Bowman wins book award
Jeffrey Bowman of the history department has won the 2004 Premio del Rey Prize from the American Historical Association for his book Shifting Landmarks: Property, Proof, and Dispute in Catalonia Around the Year 1000. The prize is awarded biennially for the best book written on medieval Spanish history and culture. Bowman, an associate professor who has taught at the College since 1997, currently holds the John B. McCoy-Bank One Distinguished Teaching Professorship.
Published by Cornell University Press, Shifting Landmarks offers insights into medieval European society, power, and law by closely examining the records of property disputes during a period when no single law code was accepted as authoritative. The "landmarks" of the title refer not only to actual markers on the land but also to shifting legal conceptions, including the concept of proof and the definition of property itself.
In discussing the disputes, Bowman sketches portraits of judges, nobles, abbots, and families, so that the book provides pictures of daily life as well as analyses of social, political, and intellectual trends.
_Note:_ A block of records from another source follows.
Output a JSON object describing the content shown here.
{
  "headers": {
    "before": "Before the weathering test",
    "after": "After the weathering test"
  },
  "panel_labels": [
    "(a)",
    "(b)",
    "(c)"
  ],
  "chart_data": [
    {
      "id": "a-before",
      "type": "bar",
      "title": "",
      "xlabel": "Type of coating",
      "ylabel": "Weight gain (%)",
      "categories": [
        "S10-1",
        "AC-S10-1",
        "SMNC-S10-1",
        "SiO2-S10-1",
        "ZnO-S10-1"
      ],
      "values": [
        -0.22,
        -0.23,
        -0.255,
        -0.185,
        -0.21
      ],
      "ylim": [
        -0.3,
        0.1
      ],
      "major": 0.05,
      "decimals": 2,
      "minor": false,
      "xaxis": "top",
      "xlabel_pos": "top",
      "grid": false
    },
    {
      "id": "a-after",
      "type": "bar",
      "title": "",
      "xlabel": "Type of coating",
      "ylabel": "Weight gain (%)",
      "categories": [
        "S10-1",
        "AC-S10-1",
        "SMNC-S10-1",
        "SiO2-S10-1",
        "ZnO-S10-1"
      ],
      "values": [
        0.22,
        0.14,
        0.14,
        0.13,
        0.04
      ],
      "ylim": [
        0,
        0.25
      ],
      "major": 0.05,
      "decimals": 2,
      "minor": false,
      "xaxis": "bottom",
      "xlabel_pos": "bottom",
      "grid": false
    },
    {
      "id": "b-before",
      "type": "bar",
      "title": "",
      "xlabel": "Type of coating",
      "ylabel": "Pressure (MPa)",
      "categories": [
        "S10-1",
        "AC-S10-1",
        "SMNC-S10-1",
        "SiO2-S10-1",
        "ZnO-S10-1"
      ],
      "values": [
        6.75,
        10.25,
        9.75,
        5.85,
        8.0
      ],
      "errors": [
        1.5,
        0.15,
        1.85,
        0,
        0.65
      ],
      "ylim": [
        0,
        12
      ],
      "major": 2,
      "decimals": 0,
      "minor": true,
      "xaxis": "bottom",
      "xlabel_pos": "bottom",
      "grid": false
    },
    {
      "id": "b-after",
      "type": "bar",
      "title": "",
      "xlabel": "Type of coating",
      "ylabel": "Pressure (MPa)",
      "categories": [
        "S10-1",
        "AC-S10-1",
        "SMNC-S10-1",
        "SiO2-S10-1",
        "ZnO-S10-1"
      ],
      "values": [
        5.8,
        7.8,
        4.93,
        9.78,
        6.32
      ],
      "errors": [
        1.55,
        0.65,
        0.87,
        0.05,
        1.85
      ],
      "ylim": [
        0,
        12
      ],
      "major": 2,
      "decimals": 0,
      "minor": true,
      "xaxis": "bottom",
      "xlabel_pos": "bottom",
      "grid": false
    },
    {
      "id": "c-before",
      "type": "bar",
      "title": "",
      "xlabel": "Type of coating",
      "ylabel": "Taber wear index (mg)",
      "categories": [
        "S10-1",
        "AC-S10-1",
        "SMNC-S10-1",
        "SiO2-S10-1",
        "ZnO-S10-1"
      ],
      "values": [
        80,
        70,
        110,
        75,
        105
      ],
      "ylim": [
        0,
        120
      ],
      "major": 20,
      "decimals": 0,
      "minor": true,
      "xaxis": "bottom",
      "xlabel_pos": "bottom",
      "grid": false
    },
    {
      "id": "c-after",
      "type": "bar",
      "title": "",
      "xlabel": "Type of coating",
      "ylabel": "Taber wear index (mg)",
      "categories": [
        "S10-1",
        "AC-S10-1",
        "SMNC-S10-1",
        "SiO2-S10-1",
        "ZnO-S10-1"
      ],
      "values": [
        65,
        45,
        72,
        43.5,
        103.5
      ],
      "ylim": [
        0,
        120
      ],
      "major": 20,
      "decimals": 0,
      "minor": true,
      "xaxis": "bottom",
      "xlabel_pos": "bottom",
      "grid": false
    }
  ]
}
Bowman, who is codirecting the Kenyon-Exeter Program in England this year, teaches courses related to Europe and the Mediterranean between 300 and 1500, the history of Spain and Portugal, medieval travel narratives, and food in the premodern world. His research interests lie in three areas: Iberia and the Mediterranean from late antiquity to around the year 1200; law and conflict in the premodern world; and sanctity, hagiography, and the cult of saints.